In a statement announcing the product’s launch, Microsoft corporate vice president Gurdeep Pall asserted AirSim demonstrated “the power of the industrial metaverse—the virtual worlds where businesses will build, test, and hone solutions, then bring them into the real world.”

Microsoft expects the AirSim technology will prove particularly relevant within the emergent autonomous air-taxi and drone delivery sectors.

Early access to the AirSim platform—which runs on Microsoft’s Azure cloud computing service—was granted to Airtonomy, a U.S. provider of robotics software and UAV services. Airtonomy’s drones inspect infrastructure the likes of wind-turbines and power-lines across the oil and gas, power-generation, power-distribution, telecommunications, and insurance industries.

Airtonomy CEO josh Riedy thusly described the conventional means by which wind-turbine blades are inspected: “A crew of three individuals rappelled down those blades; the towers are at a height of 80m (262 ft), so not only was it nearly a day-long job for three individuals, [sic] safety is certainly a consideration.”

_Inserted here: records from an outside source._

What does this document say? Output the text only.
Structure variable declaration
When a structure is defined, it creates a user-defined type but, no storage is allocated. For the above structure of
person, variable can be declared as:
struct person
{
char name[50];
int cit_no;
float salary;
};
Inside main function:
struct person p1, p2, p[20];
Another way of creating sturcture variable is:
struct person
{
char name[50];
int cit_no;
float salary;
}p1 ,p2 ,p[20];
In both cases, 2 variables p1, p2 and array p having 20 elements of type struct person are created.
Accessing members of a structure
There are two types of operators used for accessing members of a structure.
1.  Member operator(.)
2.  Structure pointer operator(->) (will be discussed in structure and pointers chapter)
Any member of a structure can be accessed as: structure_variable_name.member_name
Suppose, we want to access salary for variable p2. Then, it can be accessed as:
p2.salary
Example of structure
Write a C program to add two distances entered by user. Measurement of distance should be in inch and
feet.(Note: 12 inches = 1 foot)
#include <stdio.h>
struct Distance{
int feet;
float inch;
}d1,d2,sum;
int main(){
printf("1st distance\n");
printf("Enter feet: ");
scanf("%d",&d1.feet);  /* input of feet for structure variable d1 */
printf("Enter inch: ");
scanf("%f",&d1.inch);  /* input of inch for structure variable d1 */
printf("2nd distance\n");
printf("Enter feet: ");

Airtonomy drones fly autonomously and can be controlled by a single operator safely boots-down on the Earth. “"They simply need to know how to put batteries in a drone, and push a button," Mister Riedy remarked.

The inspection profiles flown by Airtonomy’s drones are developed in the virtual AirSim environment, which affords Airtonomy UAV programmers and operators opportunity to err without destroying expensive drones and blacking-out entire towns. The AirSim platform also permits developers to explore hypothetical scenarios too impractical or flat-out dangerous to undertake in the real world, e.g., bird-strikes, partial power-loss, degradation of UAV sensor acuity, loss of positioning data, etc.

In addition to libraries of digital environments, AirSim operators will have access to AI building-blocks, comprising data gleaned during past UAV training simulations.

Ashish Kapoor, creator of the original open-source AirSim software expressed hope that data gathered on the new platform would help put "many more vehicles in the sky, helping to monitor farms, inspect critical infrastructure, and transport goods and people to the remotest of places.” Such as Gary, Indiana.